The model schema of the mechanistically based PBPK/PD model details at the liver.
The IFN-α is cleared via the binding to the respective receptors in the liver. The binding of IFN-α to the IFNAR2 and IFNAR1 takes place in the interstitium of the liver (M1-M5), hence activating the JAK/STAT pathway leading to the activation of mRNAc of the response protein IRF9 in the intracellular part of the liver (M6-M14). The reactions in the interstitim constitute the interaction between the PBPK and the intracellular model. Parameterisation is derived from the PBPK model.
Fig 8.
Relative difference in signalling dynamics in the in vivo (PBPK/PD) response (to 36U typically administered dose) vs. the in vitro (hepatocyte) response (to 500U as typically used in experimental setups).
PBPK/PD model (red lines), hepatocyte culture simulation (green lines). Simulation of concentration time profiles in human and in human cell lines of A) the non-linear IFN-α, B) activated receptor complex C) IRF9 mRNAc and D) SOCS1 activated downstream in the models.
Fig 9.
Comparison of cellular signalling responding to typical experimental vs in vivo stimulation with IFN-α.
Intracellular signalling was modelled in response to a constant dose of 500U (as typically used in vitro) in comparison to the calculated PBPK profile resulting from a typical dose of 36U. Fold difference is plotted of A) Activated receptor complex and B) IRF9 mRNAc simulation (solid lines) concentration time profile for the top ten models. C) The calculated fold difference Cmax achieved for activated receptor complex (Act Rec) (bars for each model respectively) and D) fold difference in the Cmax of IRF9 mRNAc.
Fig 10.
Parameter scan for the initial concentration of IFNA Receptor2.

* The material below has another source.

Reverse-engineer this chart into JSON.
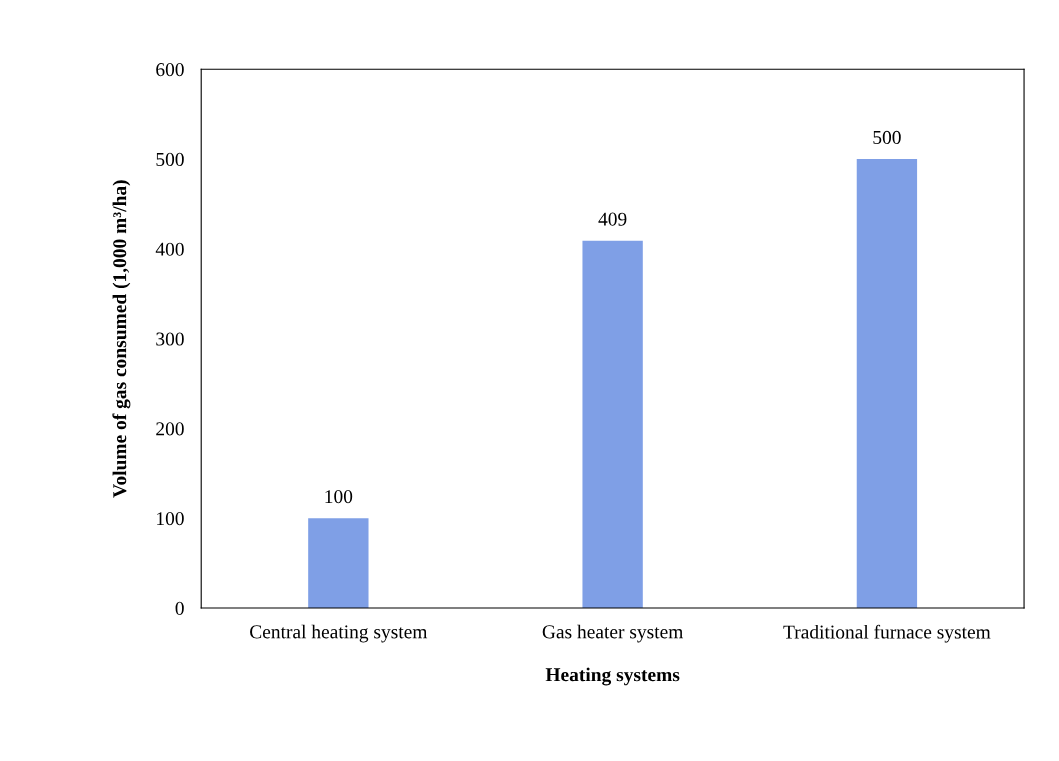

PBPK/PD simulation (lines) of concentration time profile for A) IFN-α in venous blood plasma and the experimental blood plasma profile (solid circles) of IFN-α in humans. B) IRF9 mRNAc response to different initial concentrations of IFN-α Receptor2 that are 0.0005, 0.002, 0.003, 0.0015 and 0.001 μmol/l. The reference concentration in the initial simulation (dashed black line) for Receptor2 was 0.5 μmol/l.